Shopkeepers and other small business owners in England are set to lose more than £38m in business rates relief due to council errors, an exclusive Retail Express investigation revealed.
The £175.2m of funds – known as national discretionary rates relief – were supposed to help small businesses not covered by small business rates relief.
Retail Express investigated more than 120 local councils and found nearly half were incorrectly using the Government’s criteria for deciding how much funding each council should get, to decide what businesses deserve relief.
The criteria looked at how many properties in each area had a rateable value of less than £200k and a rate increase of more than 12.5%, however this included thousands of buildings that could not receive relief such as those owned by charities, public bodies or large corporations.
This means that when this criteria is used to hand out the funds, often more than 50% cannot be spent and small businesses that fall below the 12.5% requirement are ignored. If councils fail to hand out the funds by April, the remaining relief money will be lost.
Chartered surveyor Ian B Sloan has spent months campaigning for councils to fix their systems. He told Retail Express: “Many council committee members have simply “rubber stamped” criteria without examining the consequences.”
He added that the true amount of relief wasted is likely to be much higher, as many more councils who are demanding applications, rather than handing out the relief automatically, are “in many cases getting less than 40% of their anticipated take-up”.
Federation of Small Businesses chairman Mike Cherry said the wasted relief was “truly shocking”. “Because of the series of delays, Government may need to provide some flexibility and look at measures that mean struggling small firms do not miss out on the unused funds,” he said.
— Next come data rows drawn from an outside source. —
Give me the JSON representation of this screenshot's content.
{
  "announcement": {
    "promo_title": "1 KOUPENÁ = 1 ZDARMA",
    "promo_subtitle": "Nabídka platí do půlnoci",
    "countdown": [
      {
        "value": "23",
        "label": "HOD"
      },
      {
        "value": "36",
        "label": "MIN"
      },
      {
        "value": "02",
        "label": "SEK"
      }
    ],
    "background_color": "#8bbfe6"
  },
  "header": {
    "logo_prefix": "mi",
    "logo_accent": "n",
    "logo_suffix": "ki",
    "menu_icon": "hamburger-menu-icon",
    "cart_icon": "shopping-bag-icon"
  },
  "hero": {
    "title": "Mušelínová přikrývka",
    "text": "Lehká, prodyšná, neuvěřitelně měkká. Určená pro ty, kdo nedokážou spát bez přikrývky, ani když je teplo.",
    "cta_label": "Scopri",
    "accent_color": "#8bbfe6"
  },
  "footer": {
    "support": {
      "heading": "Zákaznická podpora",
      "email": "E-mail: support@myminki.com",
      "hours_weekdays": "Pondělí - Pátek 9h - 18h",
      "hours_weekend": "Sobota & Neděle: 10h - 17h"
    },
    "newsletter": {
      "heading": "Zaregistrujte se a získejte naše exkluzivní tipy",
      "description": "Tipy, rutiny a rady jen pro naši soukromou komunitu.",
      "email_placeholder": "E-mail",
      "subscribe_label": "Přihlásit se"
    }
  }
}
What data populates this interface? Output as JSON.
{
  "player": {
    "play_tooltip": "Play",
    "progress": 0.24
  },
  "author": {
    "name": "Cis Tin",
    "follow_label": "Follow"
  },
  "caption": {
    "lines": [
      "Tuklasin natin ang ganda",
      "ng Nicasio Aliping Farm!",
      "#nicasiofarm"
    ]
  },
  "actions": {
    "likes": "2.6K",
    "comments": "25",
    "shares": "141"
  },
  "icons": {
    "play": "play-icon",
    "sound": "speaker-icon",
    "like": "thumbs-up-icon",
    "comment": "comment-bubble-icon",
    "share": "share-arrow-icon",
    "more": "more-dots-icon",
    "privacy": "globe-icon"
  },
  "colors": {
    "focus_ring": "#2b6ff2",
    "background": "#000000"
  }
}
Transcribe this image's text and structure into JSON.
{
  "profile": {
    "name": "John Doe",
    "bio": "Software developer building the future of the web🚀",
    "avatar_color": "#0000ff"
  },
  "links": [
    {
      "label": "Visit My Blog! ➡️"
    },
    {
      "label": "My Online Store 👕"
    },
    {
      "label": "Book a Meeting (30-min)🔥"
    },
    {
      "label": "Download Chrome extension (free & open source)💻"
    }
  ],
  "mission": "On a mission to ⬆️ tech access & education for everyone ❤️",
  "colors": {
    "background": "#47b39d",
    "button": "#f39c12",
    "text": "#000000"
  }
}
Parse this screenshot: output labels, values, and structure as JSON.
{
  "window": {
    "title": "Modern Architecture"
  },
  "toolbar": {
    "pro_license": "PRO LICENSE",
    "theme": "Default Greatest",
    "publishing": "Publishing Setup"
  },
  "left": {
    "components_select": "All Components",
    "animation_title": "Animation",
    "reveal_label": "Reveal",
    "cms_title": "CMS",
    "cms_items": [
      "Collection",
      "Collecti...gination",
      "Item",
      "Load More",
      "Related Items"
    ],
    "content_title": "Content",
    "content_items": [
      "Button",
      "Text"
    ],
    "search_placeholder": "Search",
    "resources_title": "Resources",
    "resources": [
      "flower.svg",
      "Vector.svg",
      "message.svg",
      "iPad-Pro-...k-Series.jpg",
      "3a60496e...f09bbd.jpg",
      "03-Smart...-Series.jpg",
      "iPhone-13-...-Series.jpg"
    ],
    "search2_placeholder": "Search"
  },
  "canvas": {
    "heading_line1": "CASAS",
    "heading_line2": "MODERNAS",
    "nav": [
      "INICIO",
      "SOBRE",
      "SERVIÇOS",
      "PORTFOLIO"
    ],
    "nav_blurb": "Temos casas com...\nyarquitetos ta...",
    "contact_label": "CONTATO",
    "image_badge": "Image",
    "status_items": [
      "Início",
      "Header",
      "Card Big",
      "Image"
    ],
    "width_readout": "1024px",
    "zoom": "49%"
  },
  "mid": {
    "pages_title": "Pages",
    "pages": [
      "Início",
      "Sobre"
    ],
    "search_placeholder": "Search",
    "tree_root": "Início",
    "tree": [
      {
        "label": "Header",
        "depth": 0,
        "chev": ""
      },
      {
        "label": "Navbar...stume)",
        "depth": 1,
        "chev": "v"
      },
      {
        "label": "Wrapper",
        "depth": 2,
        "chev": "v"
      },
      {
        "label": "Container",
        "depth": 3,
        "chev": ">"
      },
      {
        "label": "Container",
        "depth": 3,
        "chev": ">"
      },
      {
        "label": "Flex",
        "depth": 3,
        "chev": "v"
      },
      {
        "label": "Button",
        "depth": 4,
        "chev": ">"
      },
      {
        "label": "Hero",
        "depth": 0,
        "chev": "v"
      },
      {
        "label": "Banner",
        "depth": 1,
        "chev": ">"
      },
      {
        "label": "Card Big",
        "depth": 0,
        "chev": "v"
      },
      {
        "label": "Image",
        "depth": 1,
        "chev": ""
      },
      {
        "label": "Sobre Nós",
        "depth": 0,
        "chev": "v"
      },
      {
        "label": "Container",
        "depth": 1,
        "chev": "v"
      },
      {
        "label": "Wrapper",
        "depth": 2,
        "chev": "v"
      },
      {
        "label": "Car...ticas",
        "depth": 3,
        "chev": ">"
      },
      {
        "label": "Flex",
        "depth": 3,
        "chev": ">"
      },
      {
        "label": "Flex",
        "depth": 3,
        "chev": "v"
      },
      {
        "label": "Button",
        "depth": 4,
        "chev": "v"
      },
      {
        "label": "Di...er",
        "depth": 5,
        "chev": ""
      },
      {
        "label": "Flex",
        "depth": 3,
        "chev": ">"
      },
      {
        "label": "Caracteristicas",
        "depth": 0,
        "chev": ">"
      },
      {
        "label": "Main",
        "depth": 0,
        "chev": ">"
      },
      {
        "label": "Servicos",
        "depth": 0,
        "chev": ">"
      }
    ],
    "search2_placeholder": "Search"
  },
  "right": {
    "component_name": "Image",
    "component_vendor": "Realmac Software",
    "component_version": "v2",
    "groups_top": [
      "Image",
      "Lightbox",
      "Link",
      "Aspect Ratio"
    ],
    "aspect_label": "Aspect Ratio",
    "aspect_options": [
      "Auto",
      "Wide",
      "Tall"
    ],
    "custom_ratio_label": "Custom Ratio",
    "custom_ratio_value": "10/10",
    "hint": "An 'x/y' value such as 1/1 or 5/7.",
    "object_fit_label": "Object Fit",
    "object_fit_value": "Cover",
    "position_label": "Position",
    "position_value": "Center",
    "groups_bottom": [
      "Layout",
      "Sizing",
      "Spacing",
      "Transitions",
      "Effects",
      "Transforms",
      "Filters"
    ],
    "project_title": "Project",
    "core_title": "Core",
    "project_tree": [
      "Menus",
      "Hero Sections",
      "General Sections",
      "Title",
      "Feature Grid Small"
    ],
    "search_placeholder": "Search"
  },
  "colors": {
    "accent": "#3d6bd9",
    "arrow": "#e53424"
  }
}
Responding to Retail Express’ findings a spokesperson from the Ministry for Housing, Communities & Local Government said the surplus was “not acceptable” and added “we are in contact with councils regarding their plans to ensure businesses receive the support they are entitled to.”
Retail Express previously revealed councils failing to hand out ever 1% of the rates relief funding in mid 2017, with local councils and central government both blaming each other.